Faculty Profile

Thomas  Braun, PhD

Thomas Braun, PhD

  • Professor Of Biostatistics
  • M4063 SPH II
  • 1415 Washington Heights
  • Ann Arbor, Michigan 48109-2029

Thomas Braun is a Professor in the Department of Biostatistics. He received his PhD in Biostatistics from the University of Washington in 1999 and joined the University of Michigan faculty that same year. Prior to his graduate study in Seattle, Tom was an actuary with Metropolitan Life Insurance Company. Dr. Braun's current research interests include: (1) adaptive Phase I trial design methodology, including optimizing schedule of adminstration, accomodating patient heterogeneity, and incorporating multiple toxicity grades; (2) methodology for modeling tooth-level and site-level correlation of teeth in longitudinal dental and periodontal studies, including multivariate longitudinal modeling of clinical attachment level (CAL), pocket depth (PD), and bleeding on probing (BOP), as well as multivariate longitudinal clustering of those outcomes as predictors of site-specific and subject-average progression of oral disease. 

  • PhD, Biostatistics, University of Washington, 1999
  • M.S., Biostatistics, University of Washington, 1996
  • B.B.A, Actuarial Science, University of Wisconsin-Madison, 1990

  • Adaptive Phase I Trial Designs in Oncology
    Sponsor: University of Michigan Comprehensive Cancer Center (UMCCC)

    Many of the motivating examples for my research develop from my collaborations with the UMCCC Bone Marrow Transplantation and their studies of acute-graft-versus-host disease (aGVHD) and relapse in allogeneic bone marrow transplant recipients.

    Although sophisticated designs for dose-finding in Phase I trials have grown in number over the past two decades, little attention has been given to determining how many administrations of the dose can be given, as well as when each dose should be given. I have developed statistical models that allow for assessing the toxicity and efficacy of multiple administration schedules of an agent as well as determining which of the schedules leads to optimal rates of toxicity and/or efficacy. The schedule finding algorithm relies upon Bayesian methods that require the user to develop a prior distribution that is sufficiently informative for the beginning of the trial, but sufficiently non-informative for the end of the trial. Therefore, my research also focuses upon how to derive usable prior distributions from basic information supplied by investigators, allowing statisticians and clinicians to "communicate" more effectively.

    I am also researching: (1) models for studies of two or more agents, one of which is often a biologic target used to weaken the cancer and "boost" the myeloablative ability of standard chemotherapy and radiation; (2) the effect of ignoring and the benefit of incorporating patient heterogeneity on the performance of adaptive designs; (3) models for inclusion of mild, non-dose-limiting toxicities into determining the overall probability of dose-limiting toxicities (DLTs); (4) the impact of premature death, a competing risk for DLT, on the performance of adaptive designs.

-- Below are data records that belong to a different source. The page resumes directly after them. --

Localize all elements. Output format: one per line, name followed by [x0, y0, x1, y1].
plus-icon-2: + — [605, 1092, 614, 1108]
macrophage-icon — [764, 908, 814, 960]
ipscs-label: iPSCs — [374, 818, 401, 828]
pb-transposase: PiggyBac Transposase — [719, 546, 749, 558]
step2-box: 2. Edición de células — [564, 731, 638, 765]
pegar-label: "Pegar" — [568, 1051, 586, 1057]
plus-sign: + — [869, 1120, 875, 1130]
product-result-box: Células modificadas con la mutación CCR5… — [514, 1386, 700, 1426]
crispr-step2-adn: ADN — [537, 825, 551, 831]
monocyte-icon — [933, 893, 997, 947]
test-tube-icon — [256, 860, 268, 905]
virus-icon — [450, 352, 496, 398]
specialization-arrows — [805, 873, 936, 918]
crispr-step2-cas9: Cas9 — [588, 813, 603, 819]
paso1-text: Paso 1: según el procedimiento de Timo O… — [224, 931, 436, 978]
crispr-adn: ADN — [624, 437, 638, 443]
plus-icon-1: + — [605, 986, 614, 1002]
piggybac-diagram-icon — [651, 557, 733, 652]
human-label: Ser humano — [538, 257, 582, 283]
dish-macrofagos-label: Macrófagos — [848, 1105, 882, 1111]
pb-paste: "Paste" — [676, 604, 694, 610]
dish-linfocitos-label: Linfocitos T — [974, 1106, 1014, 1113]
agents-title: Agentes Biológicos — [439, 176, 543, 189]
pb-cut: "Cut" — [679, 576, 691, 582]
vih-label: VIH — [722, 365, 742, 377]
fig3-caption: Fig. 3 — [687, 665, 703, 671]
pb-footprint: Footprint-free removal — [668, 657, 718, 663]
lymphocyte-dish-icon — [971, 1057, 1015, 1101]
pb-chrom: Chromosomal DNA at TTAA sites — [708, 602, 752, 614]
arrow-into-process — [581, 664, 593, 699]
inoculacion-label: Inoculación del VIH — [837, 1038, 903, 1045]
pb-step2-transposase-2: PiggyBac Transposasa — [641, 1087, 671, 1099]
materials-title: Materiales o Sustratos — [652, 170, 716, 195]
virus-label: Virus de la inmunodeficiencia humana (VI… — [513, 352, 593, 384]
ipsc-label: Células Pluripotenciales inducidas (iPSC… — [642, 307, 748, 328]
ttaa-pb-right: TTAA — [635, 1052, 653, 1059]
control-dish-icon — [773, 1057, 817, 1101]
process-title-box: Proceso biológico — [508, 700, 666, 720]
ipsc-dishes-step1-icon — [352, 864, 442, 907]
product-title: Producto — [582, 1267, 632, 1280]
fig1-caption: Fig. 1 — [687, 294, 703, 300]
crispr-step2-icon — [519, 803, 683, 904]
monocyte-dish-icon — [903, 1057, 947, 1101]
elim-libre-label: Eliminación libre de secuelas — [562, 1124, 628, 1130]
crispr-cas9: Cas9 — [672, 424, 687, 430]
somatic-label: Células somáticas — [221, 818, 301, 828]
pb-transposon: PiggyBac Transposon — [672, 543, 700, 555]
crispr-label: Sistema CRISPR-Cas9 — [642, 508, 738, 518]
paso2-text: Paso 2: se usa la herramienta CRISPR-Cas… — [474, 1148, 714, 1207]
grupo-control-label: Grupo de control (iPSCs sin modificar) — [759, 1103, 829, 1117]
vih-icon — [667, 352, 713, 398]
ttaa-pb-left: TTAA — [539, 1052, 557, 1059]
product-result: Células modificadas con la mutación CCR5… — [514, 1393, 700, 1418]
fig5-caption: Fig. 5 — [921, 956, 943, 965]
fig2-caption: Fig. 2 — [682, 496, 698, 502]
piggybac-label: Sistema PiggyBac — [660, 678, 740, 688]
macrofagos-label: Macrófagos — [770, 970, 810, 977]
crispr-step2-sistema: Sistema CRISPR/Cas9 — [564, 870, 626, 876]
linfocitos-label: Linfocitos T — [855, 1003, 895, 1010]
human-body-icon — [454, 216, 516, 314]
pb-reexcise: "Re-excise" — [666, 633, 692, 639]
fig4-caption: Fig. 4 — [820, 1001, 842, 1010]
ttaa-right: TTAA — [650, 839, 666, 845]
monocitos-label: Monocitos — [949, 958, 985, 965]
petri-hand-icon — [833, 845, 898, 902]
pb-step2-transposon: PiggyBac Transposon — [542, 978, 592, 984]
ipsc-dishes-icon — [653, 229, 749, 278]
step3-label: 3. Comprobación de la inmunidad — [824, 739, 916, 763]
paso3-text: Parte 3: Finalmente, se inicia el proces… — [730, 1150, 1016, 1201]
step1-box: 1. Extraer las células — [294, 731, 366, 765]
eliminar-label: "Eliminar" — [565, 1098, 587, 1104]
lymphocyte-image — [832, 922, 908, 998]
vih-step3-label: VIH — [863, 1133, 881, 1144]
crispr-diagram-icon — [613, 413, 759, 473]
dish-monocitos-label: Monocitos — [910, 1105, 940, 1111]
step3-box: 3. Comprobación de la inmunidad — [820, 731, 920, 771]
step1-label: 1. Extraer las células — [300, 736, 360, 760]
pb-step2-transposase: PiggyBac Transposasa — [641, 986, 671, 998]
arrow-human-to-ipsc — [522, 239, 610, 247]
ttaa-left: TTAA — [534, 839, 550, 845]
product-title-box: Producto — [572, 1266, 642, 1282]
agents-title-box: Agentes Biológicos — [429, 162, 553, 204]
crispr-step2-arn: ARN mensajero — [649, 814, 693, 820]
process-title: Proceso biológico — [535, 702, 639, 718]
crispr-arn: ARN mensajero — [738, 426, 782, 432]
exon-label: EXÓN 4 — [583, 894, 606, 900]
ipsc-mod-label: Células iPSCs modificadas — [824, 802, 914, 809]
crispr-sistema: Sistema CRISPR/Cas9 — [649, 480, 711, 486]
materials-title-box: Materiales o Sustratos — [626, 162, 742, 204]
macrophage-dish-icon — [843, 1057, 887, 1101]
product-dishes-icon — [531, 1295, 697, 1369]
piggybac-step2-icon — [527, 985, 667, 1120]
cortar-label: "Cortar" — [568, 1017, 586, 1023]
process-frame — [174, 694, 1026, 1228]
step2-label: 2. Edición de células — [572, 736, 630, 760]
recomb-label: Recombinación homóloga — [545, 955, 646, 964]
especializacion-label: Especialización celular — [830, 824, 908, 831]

    This research is partially funded through my R01 grant from the National Institutes of Health entitled "Statistical Methods and Issues for Implementing Adaptive Phase I Trials"

  • Multivariate Longitudinal Modeling of Periodontal Outcomes
    Sponsor: Michigan Center for Oral Health Research (MCOHR)

    I am the primary statistician for clinical studies at the University of Michigan School of Dentistry.  Much of my collaborative effort involves prediction, diagnosis, and treatment of periodontal disease.  Most periodontal studies collect data with multiple levels of correlation including (a) the same outcome, i.e. clinical attachment level (CAL), pocket depth (PD), and bleeding on probing (BOP), measured longitudinally on the same site, (b) different outcomes measured longitudinally on the same site, (c) multiple sites measured on the same tooth, and (d) multiple teeth measured on the same subject.  However, hierarchical data analysis methods like random effects models and GEE have yet to be the "gold-standard" in this setting.  Much of my research is focused upon increasing the use of these data analysis techniques in periodontal studies, as well as developing new approaches for correlated data useful for this setting, such as Bayesian spatial modeling and permutation tests.

    A secondary area of interest is methodology is developing predictive models for the progression of periodontal disease and gingivitis using longitudinally measured site- and tooth-specific salivary biomarkers and plaque baterial counts, either through regression modeling strategies or multivariate clustering algorithms.